One of the sub-programmes in the Artificial Intelligence (AI) Programme Roadmap for Health Priority Areas 2020-2045 listed in the Indonesian National Artificial Intelligence Strategy is the 4P Paradigm Basic Training (Preventive, Prediction, Participatory, Personalized) for medical workers covering big data, AI, internet of things (IoT) and genetics. The institutions expected to carry out this activity are the Ministry of Health, the National Research and Innovation Agency, the Ministry of Communication and Information, the Healthtech Association, the Indonesian Doctors Association, and other related professional associations working in collaboration. The programme is expected to run from 2021 to 2023.

To be able to train medical faculty on issues related to AI we need to consider key aspects such as content, accessibility of training, the supply of potential lecturers and the reach and coverage of the training provided.

To find out how students learn about AI, I reached out to Professor Ari Fahrial Syam, Dean of the Faculty of Medicine, University of Indonesia (FKUI). Professor Syam explained that the Indonesian Medical Education and Research Institute (IMERI) under FKUI has a medical technology cluster. This cluster collaborates with various departments in FKUI to develop AI. Students are also involved in the process. IMERI offers a series of e-courses on topics related to AI. One of these courses is AI Applications in the World of Health and Medicine, which is available in Indonesian.

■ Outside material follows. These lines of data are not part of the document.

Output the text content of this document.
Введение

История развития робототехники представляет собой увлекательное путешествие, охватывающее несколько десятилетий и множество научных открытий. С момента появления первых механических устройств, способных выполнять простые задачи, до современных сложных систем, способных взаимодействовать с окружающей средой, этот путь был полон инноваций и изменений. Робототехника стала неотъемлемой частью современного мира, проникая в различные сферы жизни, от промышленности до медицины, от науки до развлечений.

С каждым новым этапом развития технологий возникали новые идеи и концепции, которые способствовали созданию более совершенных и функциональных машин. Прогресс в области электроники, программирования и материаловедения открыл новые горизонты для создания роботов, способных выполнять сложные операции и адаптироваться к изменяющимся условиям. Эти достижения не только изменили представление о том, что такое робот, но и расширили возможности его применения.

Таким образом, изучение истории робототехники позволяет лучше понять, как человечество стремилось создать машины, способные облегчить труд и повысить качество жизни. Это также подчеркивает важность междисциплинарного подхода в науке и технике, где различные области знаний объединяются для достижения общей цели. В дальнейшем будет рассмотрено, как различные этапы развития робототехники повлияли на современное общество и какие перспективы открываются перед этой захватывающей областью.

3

The availability of courses in Indonesian is important because language is often a barrier for students. In reality, there are many courses on AI in Healthcare in English, including: The Complete Healthcare Artificial Intelligence Course 2021 available on Udemy, AI in Healthcare – AI For Patient Engagement by KeyReply, AI in Healthcare specialization courses offered on Coursera, Artificial Intelligence in Healthcare by Stanford Online and Artificial Intelligence in Health Care by MIT Sloan School of Management and the MIT J-Clinic. However, all these courses have fees, which can be another obstacle for medical personnel to access training.

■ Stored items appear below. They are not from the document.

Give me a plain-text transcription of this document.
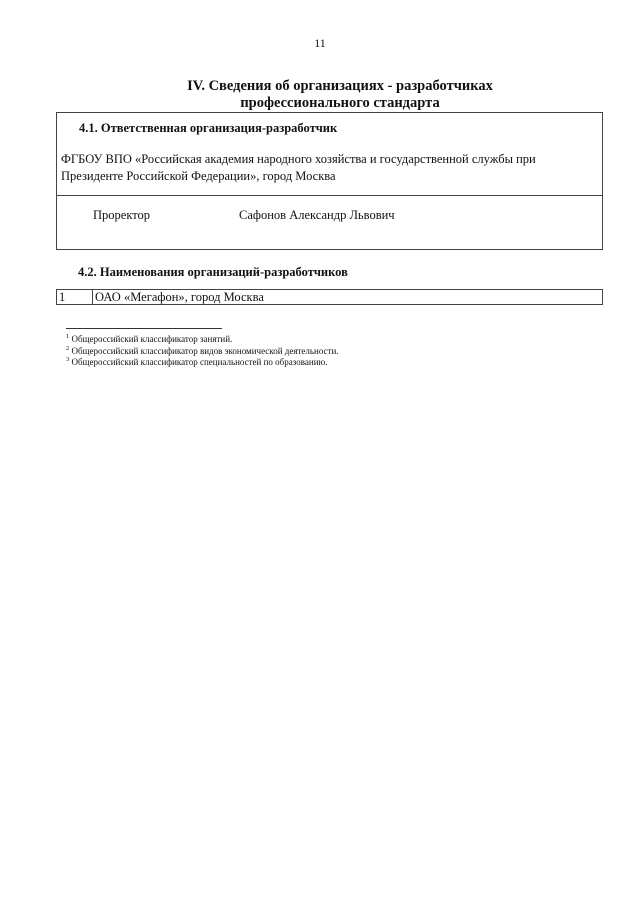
11
IV. Сведения об организациях - разработчиках
профессионального стандарта
4.1. Ответственная организация-разработчик
ФГБОУ ВПО «Российская академия народного хозяйства и государственной службы при
Президенте Российской Федерации», город Москва
Проректор	Сафонов Александр Львович
4.2. Наименования организаций-разработчиков
1	ОАО «Мегафон», город Москва
$^1$ Общероссийский классификатор занятий.
$^2$ Общероссийский классификатор видов экономической деятельности.
$^3$ Общероссийский классификатор специальностей по образованию.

While content is one important piece of the puzzle, we also need to consider the supply of lecturers if education to medical students is to increase. To assess the potential availability of lectures, I analysed the data available at the IMERI website, including the number of ongoing research projects related to AI in medicine and digital health. There are currently 18 studies. The topics studied are quite diverse, including tuberculosis, pneumonia, tumour regrowth, plastic surgery, mental disorders, cervical cancer, diabetes, the elderly, auscultation of lung sounds and stroke. If we look at the list of names of the researchers, they already represent the sections of radiology, sports medicine, internal medicine, plastic surgery, ear nose throat and neck, and nerves. Although they do not represent all sections of the medical faculty, it is hoped that these doctors could become pioneers in the development of AI education in the medical world in Indonesia.

While there is significant progress being made now, there are concerns in Indonesia about the centralisation of the expertise in its capital, Jakarta, leaving other regions behind.

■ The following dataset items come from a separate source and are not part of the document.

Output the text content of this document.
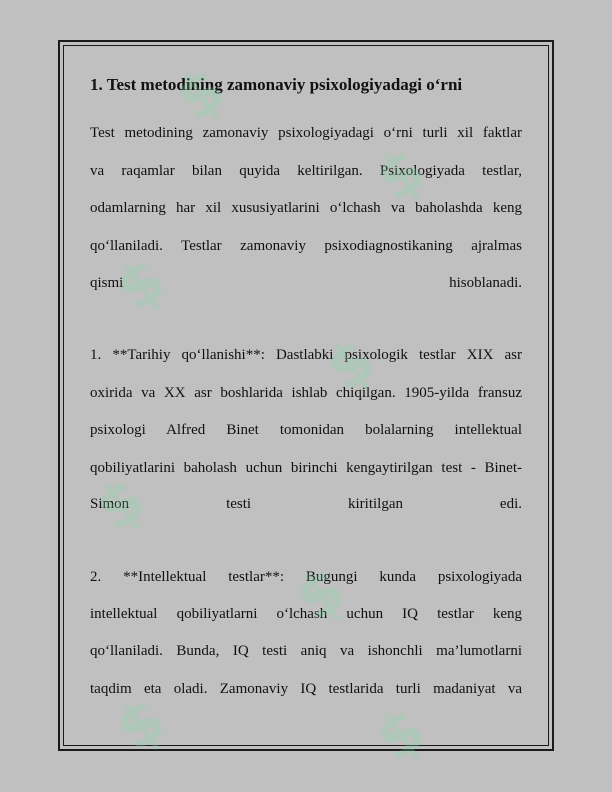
1. Test metodining zamonaviy psixologiyadagi o‘rni
Test metodining zamonaviy psixologiyadagi o‘rni turli xil faktlar
va raqamlar bilan quyida keltirilgan. Psixologiyada testlar,
odamlarning har xil xususiyatlarini o‘lchash va baholashda keng
qo‘llaniladi. Testlar zamonaviy psixodiagnostikaning ajralmas
qismi hisoblanadi.
1. **Tarihiy qo‘llanishi**: Dastlabki psixologik testlar XIX asr
oxirida va XX asr boshlarida ishlab chiqilgan. 1905-yilda fransuz
psixologi Alfred Binet tomonidan bolalarning intellektual
qobiliyatlarini baholash uchun birinchi kengaytirilgan test - Binet-
Simon testi kiritilgan edi.
2. **Intellektual testlar**: Bugungi kunda psixologiyada
intellektual qobiliyatlarni o‘lchash uchun IQ testlar keng
qo‘llaniladi. Bunda, IQ testi aniq va ishonchli ma’lumotlarni
taqdim eta oladi. Zamonaviy IQ testlarida turli madaniyat va
$
$
$
$
$
$
$	$
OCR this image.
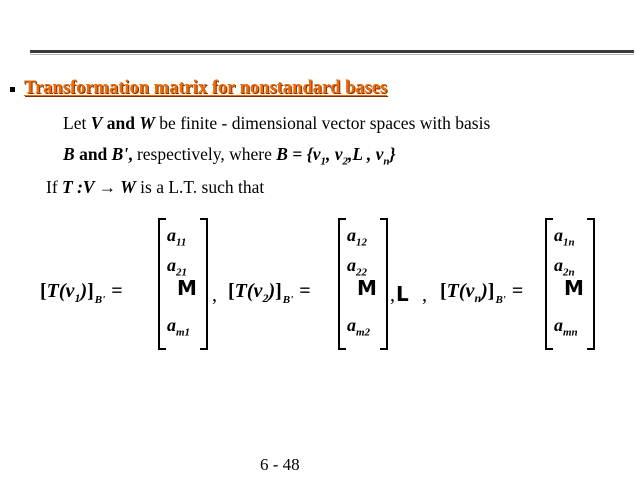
Transformation matrix for nonstandard bases
Let V and W be finite - dimensional vector spaces with basis
B and B', respectively, where $B = \{v_1$, $v_2,L$ , $v_n$}
If T :V → W is a L.T. such that
$[T(v_1)]_{B'}$ =
$a_{11}$
$a_{21}$
M
$a_{m1}$
, $[T(v_2)]_{B'}$ =
$a_{12}$
$a_{22}$
M
$a_{m2}$
, L , $[T(v_n)]_{B'}$ =
$a_{1n}$
$a_{2n}$
M
$a_{mn}$
6 - 48
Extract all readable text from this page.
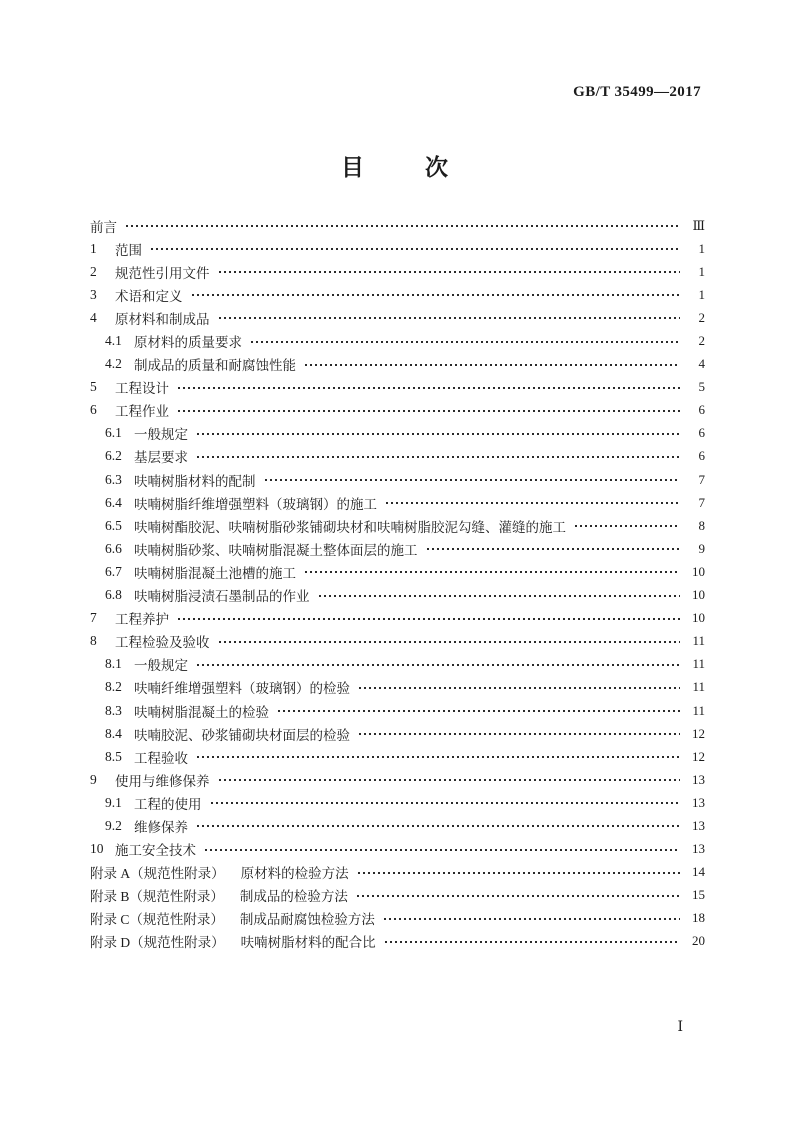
GB/T 35499—2017
目　　次
前言	Ⅲ
1	范围	1
2	规范性引用文件	1
3	术语和定义	1
4	原材料和制成品	2
4.1 原材料的质量要求	2
4.2 制成品的质量和耐腐蚀性能	4
5	工程设计	5
6	工程作业	6
6.1 一般规定	6
6.2 基层要求	6
6.3 呋喃树脂材料的配制	7
6.4 呋喃树脂纤维增强塑料（玻璃钢）的施工	7
6.5 呋喃树酯胶泥、呋喃树脂砂浆铺砌块材和呋喃树脂胶泥勾缝、灌缝的施工	8
6.6 呋喃树脂砂浆、呋喃树脂混凝土整体面层的施工	9
6.7 呋喃树脂混凝土池槽的施工	10
6.8 呋喃树脂浸渍石墨制品的作业	10
7	工程养护	10
8	工程检验及验收	11
8.1 一般规定	11
8.2 呋喃纤维增强塑料（玻璃钢）的检验	11
8.3 呋喃树脂混凝土的检验	11
8.4 呋喃胶泥、砂浆铺砌块材面层的检验	12
8.5 工程验收	12
9	使用与维修保养	13
9.1 工程的使用	13
9.2 维修保养	13
10 施工安全技术	13
附录 A（规范性附录） 原材料的检验方法	14
附录 B（规范性附录） 制成品的检验方法	15
附录 C（规范性附录） 制成品耐腐蚀检验方法	18
附录 D（规范性附录） 呋喃树脂材料的配合比	20
Ⅰ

Training medical personnel on AI represents an enormous challenge, not only for Indonesia but for countries around the world. While medical faculties in big cities have begun to involve students in the development of AI, we need to ensure that the process remains equitable across regions, ensuring educational institutions located in remote areas also get a seat at the table.


*Jum’atil Fajar is an AI enthusiast. He holds a Masters degree in Health Sciences. He helped develop the hospital management information system. He currently manages the Hospital Accreditation Data Management Information System.